When considering video storage, enterprises today often find themselves on-premises—with a side of cloud.
Yet many want to cut away from on-premises equipment and proprietary systems that require costly site visits for upgrades, maintenance, and repairs. They wish to reap the benefits of centralized management and use video data for more than just security and insurance claims.
Increasingly, video data is enhancing customer and employee experiences, improving safety, guiding new opportunities, and increasing efficiency. It’s a scalable, adaptable solution that aids growth even as strategies, customers, or offerings change.
Data, data everywhere
Businesses are leveraging video technologies for more than security. They’re deploying connected smart cameras and sensors to glean invaluable insights from an abundance of device data. Such IoT devices will represent about half (14.7 billion) of all global networked devices by 2023, Cisco reported.
With so much data comes the question of where to store it all. Moving to the cloud is often the answer to tech-driven business questions, but may not be the most appropriate response to this one.
Cost, agility, and scalability are typical drivers of cloud adoption; control, integration, and custody are standard reasons for staying on-premises. When it comes to video, by storing recent footage on the cameras themselves, enterprises have immediate access to coverage if incidents occur. Archiving footage in the cloud weeks later preserves video at a lower cost. Using cloud-first management solutions provides the strength and flexibility organizations need in this era of hybrid and remote workplaces.

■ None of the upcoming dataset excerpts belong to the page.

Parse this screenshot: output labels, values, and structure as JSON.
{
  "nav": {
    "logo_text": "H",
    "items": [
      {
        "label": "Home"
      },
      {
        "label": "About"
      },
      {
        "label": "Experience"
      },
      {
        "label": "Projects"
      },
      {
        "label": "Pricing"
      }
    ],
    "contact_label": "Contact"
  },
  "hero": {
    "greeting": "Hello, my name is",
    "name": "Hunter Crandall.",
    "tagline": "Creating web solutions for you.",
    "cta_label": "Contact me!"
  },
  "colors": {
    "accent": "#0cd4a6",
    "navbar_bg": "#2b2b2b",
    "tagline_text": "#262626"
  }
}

This multi-pronged approach delivers the immediacy that security, insurance, and human resources want, plus the savings CFOs demand. Indeed, 37% of storage, archive, backup, and file server solutions will migrate to the cloud over the next three years.
Living on the edge
Rather than sending video to and from cloud-based storage, edge computing brings data storage and computing power closer to the user. This cuts latency and load, enhancing the user experience. With video, it results in higher resolution, improved buffering, and greater accessibility.
Wherever it is, data should be encrypted and secured. That’s why Meraki uploads data to MV Cloud Archive over an SSL/TLS connection. Stored video is encrypted at rest. Other security features in Meraki smart cameras include unique user accounts, end-to-end data encryption, and built-in hardware security.
“We take the privacy of customer video very seriously,” all Meraki camera documentation says.
Fast and glorious
Maxeon, which designs and manufactures high-efficiency solar technologies, reduced the time it took to review footage to mere minutes, compared with up to seven days, after it installed Meraki MV smart cameras. The Singapore-based company’s access to security events became as easy as a few clicks on the Meraki dashboard, a process that enhanced security, productivity, and value.
Likewise, the combination of the Meraki dashboard and smart cameras simplified strategic deployment of personnel at the College of New Jersey and reduced costs. The college saves “a lot of money” on licenses for three times the number of cameras compared with its legacy system, said CIO Leonard Niebo. It also increased the visibility of its police force and IT staff, and made the school’s population more aware of law enforcement’s presence.
Video on the edge—with an archive in the cloud—is an exciting, safe, and rewarding place to be.